But, what happens on the day the vote is tallied is something different altogether. The vote itself is a binary event. It either passes or it doesn’t. If it passes, x, y and z happen in markets. If it doesn’t, a, b, and c happen in markets. You may be familiar with another popular binary event, the coin flip. Heads – you win, Tails – you lose. Suffice to say that the guys and girls with PhDs and sophisticated algorithms for tracking market prices and identifying patterns don’t quite like their life’s work boiling down to a coin flip.  These binary events and resulting short term moves can temporarily invalidate all of the math and research which go into the modern day systematic global macro or managed futures program.

Now, of course – most programs are diversified across markets and market sectors, designing their risk budgets to not lose too much (or gain too much) on any one day’s move in a single market. But there’s still outsized risk (and possible reward) from markets quickly reacting to a binary outcome one way or another….You can think of a binary event as concentrating weeks to months’ worth of market movement into a single day’s trading session, meaning you could see weeks to months of gains/losses in that day.

A good example of this was the last presidential election, when markets sold off heavily as it became clearer and clearer Trump would be the next US president. The S&P moved more than 125 points, falling about -6%, in a matter of hours. The range of the S&P in the 60 days before that had only been 110 points. We all know what happened next, the market quickly rebounded and is about 60% higher since then. But in that moment, all but the very quickest of systematic models were rendered useless upon the binary result becoming known. The binary event packed 60+ days of market movement into a few hours (on the overnight, sessions to boot). Code that into your AI.
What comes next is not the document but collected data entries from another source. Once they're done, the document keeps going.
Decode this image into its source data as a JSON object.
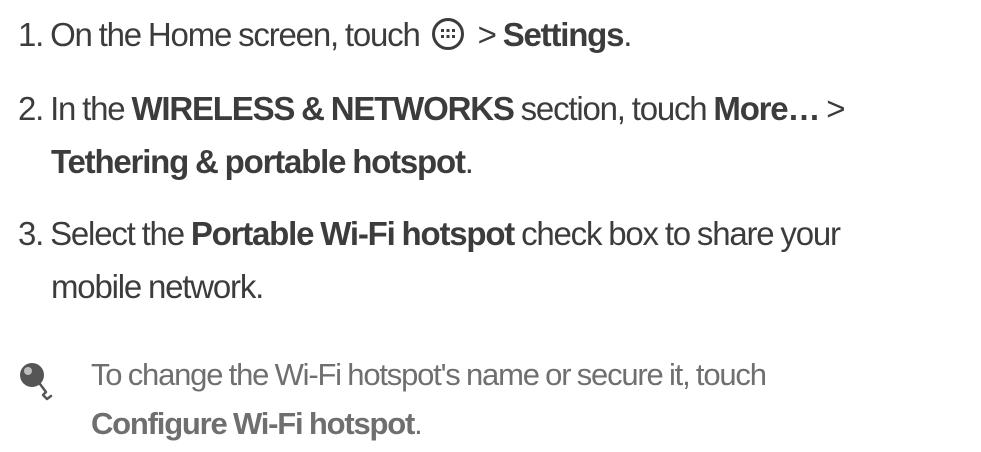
{
  "steps": [
    {
      "number": "1.",
      "line1_pre": "On the Home screen, touch",
      "icon": "apps-grid-icon",
      "line1_sep": ">",
      "line1_bold": "Settings",
      "line1_post": "."
    },
    {
      "number": "2.",
      "line1_pre": "In the",
      "line1_bold1": "WIRELESS & NETWORKS",
      "line1_mid": "section, touch",
      "line1_bold2": "More…",
      "line1_post": ">",
      "line2_bold": "Tethering & portable hotspot",
      "line2_post": "."
    },
    {
      "number": "3.",
      "line1_pre": "Select the",
      "line1_bold": "Portable Wi-Fi hotspot",
      "line1_post": "check box to share your",
      "line2": "mobile network."
    }
  ],
  "tip": {
    "icon": "tip-magnifier-icon",
    "line1": "To change the Wi-Fi hotspot's name or secure it, touch",
    "line2_bold": "Configure Wi-Fi hotspot",
    "line2_post": "."
  },
  "colors": {
    "step_text": "#3c3c3c",
    "tip_text": "#6f6f6f",
    "background": "#ffffff"
  }
}
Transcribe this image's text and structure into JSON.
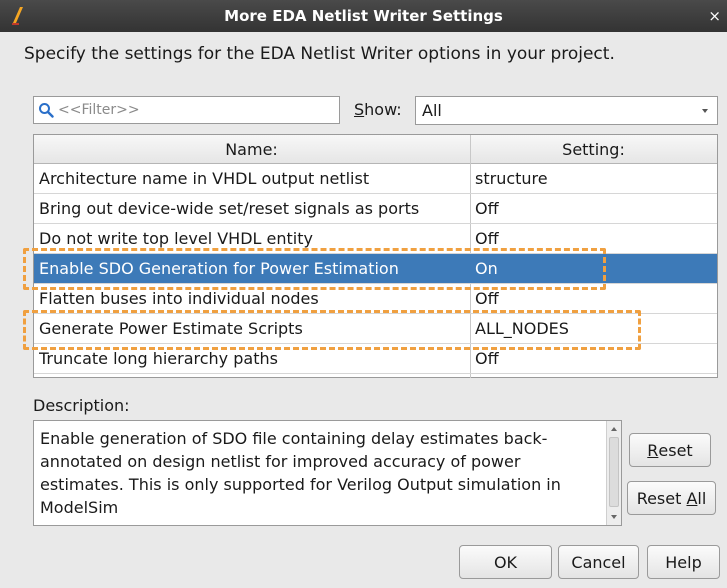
{
  "window": {
    "title": "More EDA Netlist Writer Settings",
    "close_glyph": "×"
  },
  "instructions": "Specify the settings for the EDA Netlist Writer options in your project.",
  "filter": {
    "placeholder": "<<Filter>>",
    "icon": "search-icon"
  },
  "show": {
    "label_mnemonic": "S",
    "label_rest": "how:",
    "selected": "All"
  },
  "table": {
    "columns": [
      "Name:",
      "Setting:"
    ],
    "rows": [
      {
        "name": "Architecture name in VHDL output netlist",
        "setting": "structure"
      },
      {
        "name": "Bring out device-wide set/reset signals as ports",
        "setting": "Off"
      },
      {
        "name": "Do not write top level VHDL entity",
        "setting": "Off"
      },
      {
        "name": "Enable SDO Generation for Power Estimation",
        "setting": "On"
      },
      {
        "name": "Flatten buses into individual nodes",
        "setting": "Off"
      },
      {
        "name": "Generate Power Estimate Scripts",
        "setting": "ALL_NODES"
      },
      {
        "name": "Truncate long hierarchy paths",
        "setting": "Off"
      }
    ],
    "selected_row": 3
  },
  "description": {
    "label": "Description:",
    "text": "Enable generation of SDO file containing delay estimates back-annotated on design netlist for improved accuracy of power estimates. This is only supported for Verilog Output simulation in ModelSim"
  },
  "buttons": {
    "reset_mnemonic": "R",
    "reset_rest": "eset",
    "reset_all_prefix": "Reset ",
    "reset_all_mnemonic": "A",
    "reset_all_rest": "ll",
    "ok": "OK",
    "cancel": "Cancel",
    "help": "Help"
  },
  "colors": {
    "selection": "#3d7ab8",
    "callout": "#f0a040",
    "titlebar": "#3a3a3a"
  }
}
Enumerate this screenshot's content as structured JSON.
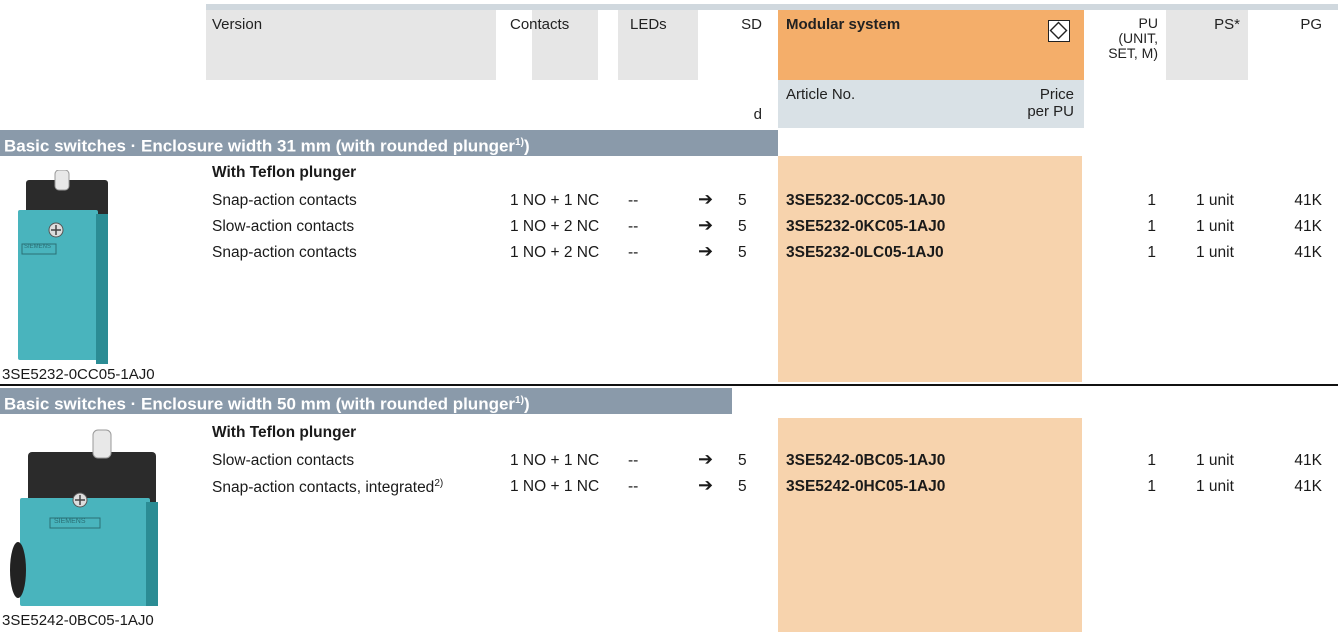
{
  "header": {
    "version": "Version",
    "contacts": "Contacts",
    "leds": "LEDs",
    "sd": "SD",
    "sd_unit": "d",
    "modular_system": "Modular system",
    "article_no": "Article No.",
    "price_line1": "Price",
    "price_line2": "per PU",
    "pu_line1": "PU",
    "pu_line2": "(UNIT,",
    "pu_line3": "SET, M)",
    "ps": "PS*",
    "pg": "PG"
  },
  "sections": [
    {
      "title": "Basic switches · Enclosure width 31 mm (with rounded plunger",
      "title_sup": "1)",
      "title_end": ")",
      "subheading": "With Teflon plunger",
      "image_caption": "3SE5232-0CC05-1AJ0",
      "rows": [
        {
          "version": "Snap-action contacts",
          "version_sup": "",
          "contacts": "1 NO + 1 NC",
          "leds": "--",
          "sd": "5",
          "article": "3SE5232-0CC05-1AJ0",
          "pu": "1",
          "ps": "1 unit",
          "pg": "41K"
        },
        {
          "version": "Slow-action contacts",
          "version_sup": "",
          "contacts": "1 NO + 2 NC",
          "leds": "--",
          "sd": "5",
          "article": "3SE5232-0KC05-1AJ0",
          "pu": "1",
          "ps": "1 unit",
          "pg": "41K"
        },
        {
          "version": "Snap-action contacts",
          "version_sup": "",
          "contacts": "1 NO + 2 NC",
          "leds": "--",
          "sd": "5",
          "article": "3SE5232-0LC05-1AJ0",
          "pu": "1",
          "ps": "1 unit",
          "pg": "41K"
        }
      ]
    },
    {
      "title": "Basic switches · Enclosure width 50 mm (with rounded plunger",
      "title_sup": "1)",
      "title_end": ")",
      "subheading": "With Teflon plunger",
      "image_caption": "3SE5242-0BC05-1AJ0",
      "rows": [
        {
          "version": "Slow-action contacts",
          "version_sup": "",
          "contacts": "1 NO + 1 NC",
          "leds": "--",
          "sd": "5",
          "article": "3SE5242-0BC05-1AJ0",
          "pu": "1",
          "ps": "1 unit",
          "pg": "41K"
        },
        {
          "version": "Snap-action contacts, integrated",
          "version_sup": "2)",
          "contacts": "1 NO + 1 NC",
          "leds": "--",
          "sd": "5",
          "article": "3SE5242-0HC05-1AJ0",
          "pu": "1",
          "ps": "1 unit",
          "pg": "41K"
        }
      ]
    }
  ],
  "logo_text": "SIEMENS",
  "icons": {
    "sd_arrow": "circled-right-arrow-icon",
    "modular": "diamond-in-square-icon"
  },
  "colors": {
    "orange": "#f4ae6a",
    "light_orange": "#f7d3ad",
    "section_bar": "#8a9aaa",
    "header_gray": "#e6e6e6",
    "product": "#3fb3b8"
  }
}
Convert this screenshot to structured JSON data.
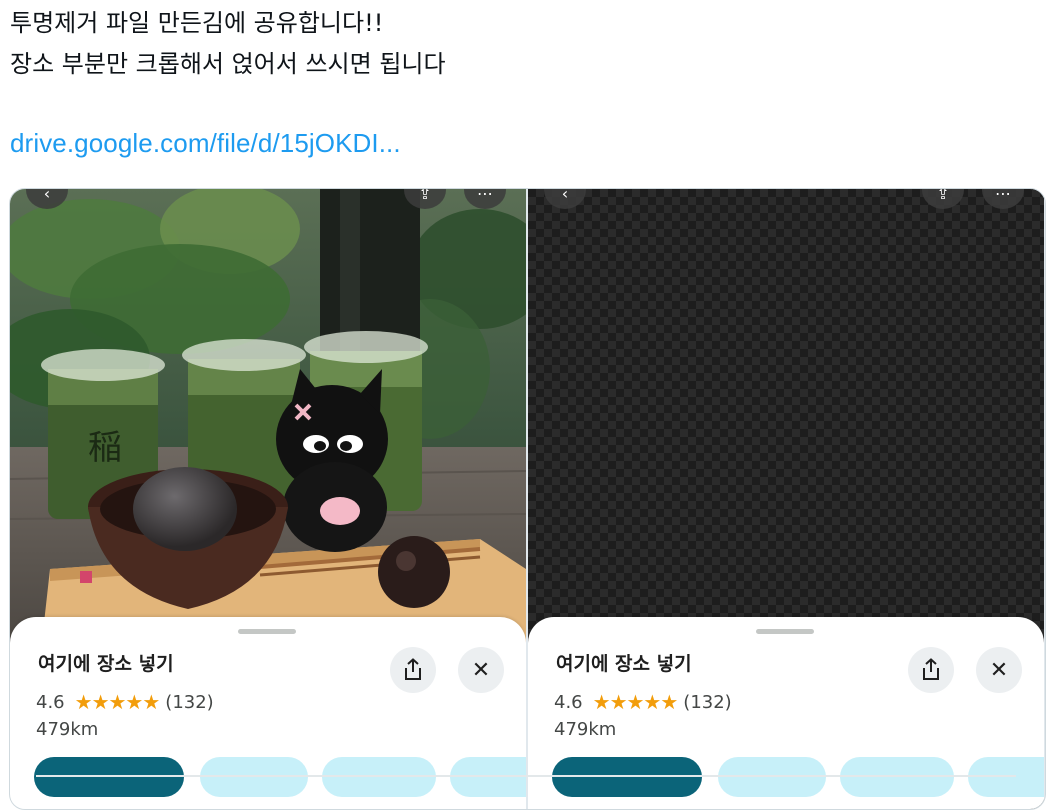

Market moving news has always been there, and likely always will be. But it sure seems different (framing and recency bias warning) in today’s super transparent world where you can track where the tomatoes on your Impossible Burger came from. The telegraphed moves of the Fed, the measured words of every CEO and central banker, the ability of huge hedge funds and prop firms to trade off it in micro-seconds. All of it sure seems like it has dampened normal market moving news… and made these remaining binaries a little more market moving. The current technological, automated market appears to have squeezed in the distribution curve – making for taller heads (more observations of non-market moving news) and fatter tails (some rarer, very large moves). Beware the binary events in 2020!